At a church anniversary service last month, I remembered an incident in Africa.
In 2005 while travelling with some Kenyan pastors, I told them my church back home was celebrating over 200 years of existence. They were impressed (their tribe had only had the gospel for 100 years). But then it came out that the congregation was still meeting in the original building and hadn’t planted other churches.
Eyes widened, mouths gaped, laughter erupted. The white man had shocked them again. That so little for our church had changed amused them. That we would hold a special service to celebrate the fact amazed them. How could a congregation that God had called together 200 years ago still be recognizably the same today?

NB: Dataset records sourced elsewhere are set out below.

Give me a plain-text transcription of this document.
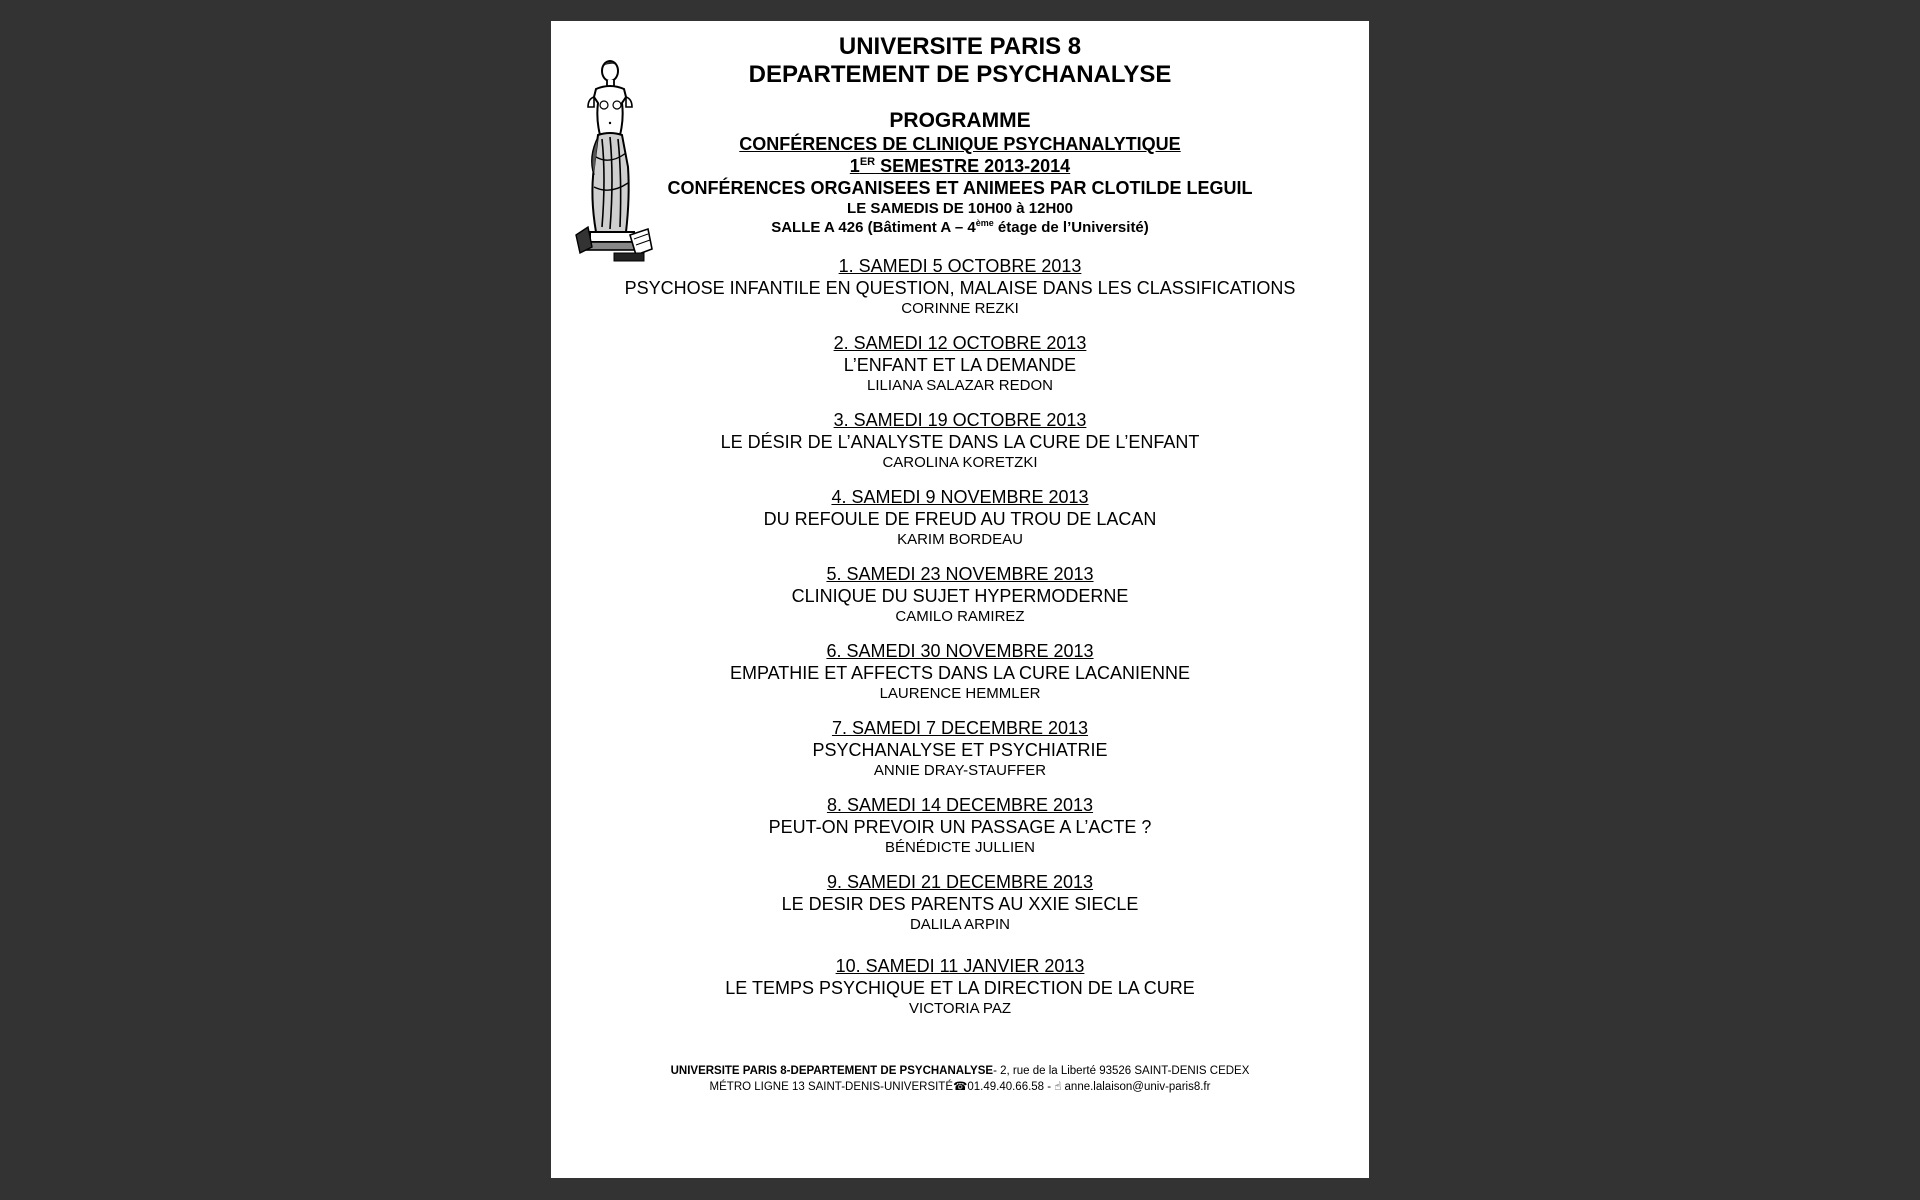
UNIVERSITE PARIS 8
DEPARTEMENT DE PSYCHANALYSE
PROGRAMME
CONFÉRENCES DE CLINIQUE PSYCHANALYTIQUE
1ER SEMESTRE 2013-2014
CONFÉRENCES ORGANISEES ET ANIMEES PAR CLOTILDE LEGUIL
LE SAMEDIS DE 10H00 à 12H00
SALLE A 426 (Bâtiment A – 4ème étage de l’Université)
1. SAMEDI 5 OCTOBRE 2013
PSYCHOSE INFANTILE EN QUESTION, MALAISE DANS LES CLASSIFICATIONS
CORINNE REZKI
2. SAMEDI 12 OCTOBRE 2013
L’ENFANT ET LA DEMANDE
LILIANA SALAZAR REDON
3. SAMEDI 19 OCTOBRE 2013
LE DÉSIR DE L’ANALYSTE DANS LA CURE DE L’ENFANT
CAROLINA KORETZKI
4. SAMEDI 9 NOVEMBRE 2013
DU REFOULE DE FREUD AU TROU DE LACAN
KARIM BORDEAU
5. SAMEDI 23 NOVEMBRE 2013
CLINIQUE DU SUJET HYPERMODERNE
CAMILO RAMIREZ
6. SAMEDI 30 NOVEMBRE 2013
EMPATHIE ET AFFECTS DANS LA CURE LACANIENNE
LAURENCE HEMMLER
7. SAMEDI 7 DECEMBRE 2013
PSYCHANALYSE ET PSYCHIATRIE
ANNIE DRAY-STAUFFER
8. SAMEDI 14 DECEMBRE 2013
PEUT-ON PREVOIR UN PASSAGE A L’ACTE ?
BÉNÉDICTE JULLIEN
9. SAMEDI 21 DECEMBRE 2013
LE DESIR DES PARENTS AU XXIE SIECLE
DALILA ARPIN
10. SAMEDI 11 JANVIER 2013
LE TEMPS PSYCHIQUE ET LA DIRECTION DE LA CURE
VICTORIA PAZ
UNIVERSITE PARIS 8-DEPARTEMENT DE PSYCHANALYSE- 2, rue de la Liberté 93526 SAINT-DENIS CEDEX
MÉTRO LIGNE 13 SAINT-DENIS-UNIVERSITÉ☎01.49.40.66.58 - ☝ anne.lalaison@univ-paris8.fr
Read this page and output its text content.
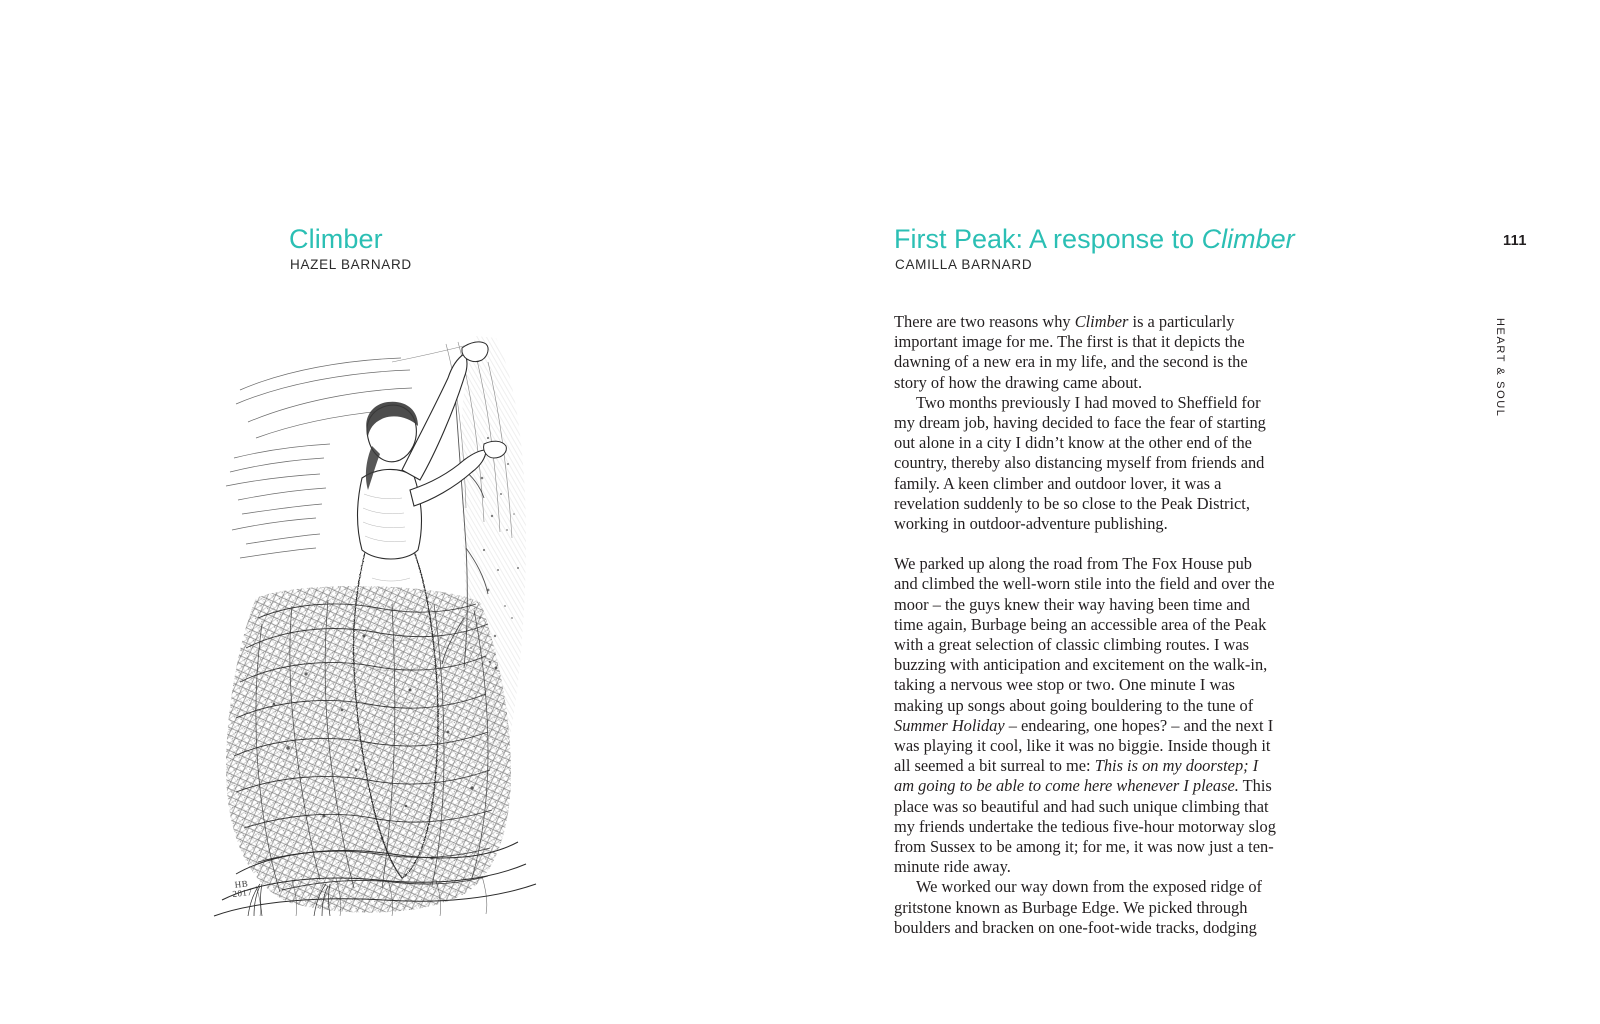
Climber
HAZEL BARNARD
HB
2017
First Peak: A response to Climber
CAMILLA BARNARD

There are two reasons why Climber is a particularly important image for me. The first is that it depicts the dawning of a new era in my life, and the second is the story of how the drawing came about.

Two months previously I had moved to Sheffield for my dream job, having decided to face the fear of starting out alone in a city I didn’t know at the other end of the country, thereby also distancing myself from friends and family. A keen climber and outdoor lover, it was a revelation suddenly to be so close to the Peak District, working in outdoor-adventure publishing.

We parked up along the road from The Fox House pub and climbed the well-worn stile into the field and over the moor – the guys knew their way having been time and time again, Burbage being an accessible area of the Peak with a great selection of classic climbing routes. I was buzzing with anticipation and excitement on the walk-in, taking a nervous wee stop or two. One minute I was making up songs about going bouldering to the tune of Summer Holiday – endearing, one hopes? – and the next I was playing it cool, like it was no biggie. Inside though it all seemed a bit surreal to me: This is on my doorstep; I am going to be able to come here whenever I please. This place was so beautiful and had such unique climbing that my friends undertake the tedious five-hour motorway slog from Sussex to be among it; for me, it was now just a ten-minute ride away.

We worked our way down from the exposed ridge of gritstone known as Burbage Edge. We picked through boulders and bracken on one-foot-wide tracks, dodging

111
HEART & SOUL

Surely this was something to hush up and drive us to our knees and the drawing board in order to discern and dream how we should re-enter society and reinvent ourselves.
Africans like tradition but love change. Change is good. Change is growth. Change is God at work and moving forward. Keeping up with him is the church’s biggest challenge. Not taking risks and being caught after five years with just what you started with is the church’s biggest fear. (At that time, our home church in Nairobi was 10 years old, on its second site, in its third building and had planted 2 other churches, but by Kenyan standards it was stayed and stagnant – thanks no doubt to western, quality controlling members like me.)
Every culture has things to teach, but also to learn. Spiritually, Sub-Saharan Africans are aggressive farmers. They see fruit as seed. Resources are quickly ploughed back into the ground so as not to remain unchanged and alone. In Canada, we want fruit too, but much of our strategizing assumes that the seed will remain intact? We prioritize permanence and plan so as to perpetuate the present with only modest growth. However, we often get negative growth for our efforts and are only left with old buildings to celebrate. Longevity is a sad church goal.
We hold up New Testament churches, idealizing and idolizing their various virtues, but do we ever admire the fact that none of them exist today in their original form? The gospel has gone around the world, but would it have been so successful if earlier churches had refused to stand out, scatter, go underground with their worship or overboard with their service? What if each fellowship’s goal had been to make it to their next anniversary?
Canada is not Kenya. Things grow and change slowly here. If they were here, my pastor friends would be scratching their heads as hard as we are. They might even join in 200th anniversary celebrations but would probably plan and pray against a 201st. Not really, but they would celebrate not that we still had fruit from the past but that we had seed for the future – seed to be sown.
After all, it’s what Jesus did for us.
He who goes out weeping, carrying seed to sow,
Will return with songs of joy, carrying sheaves with him.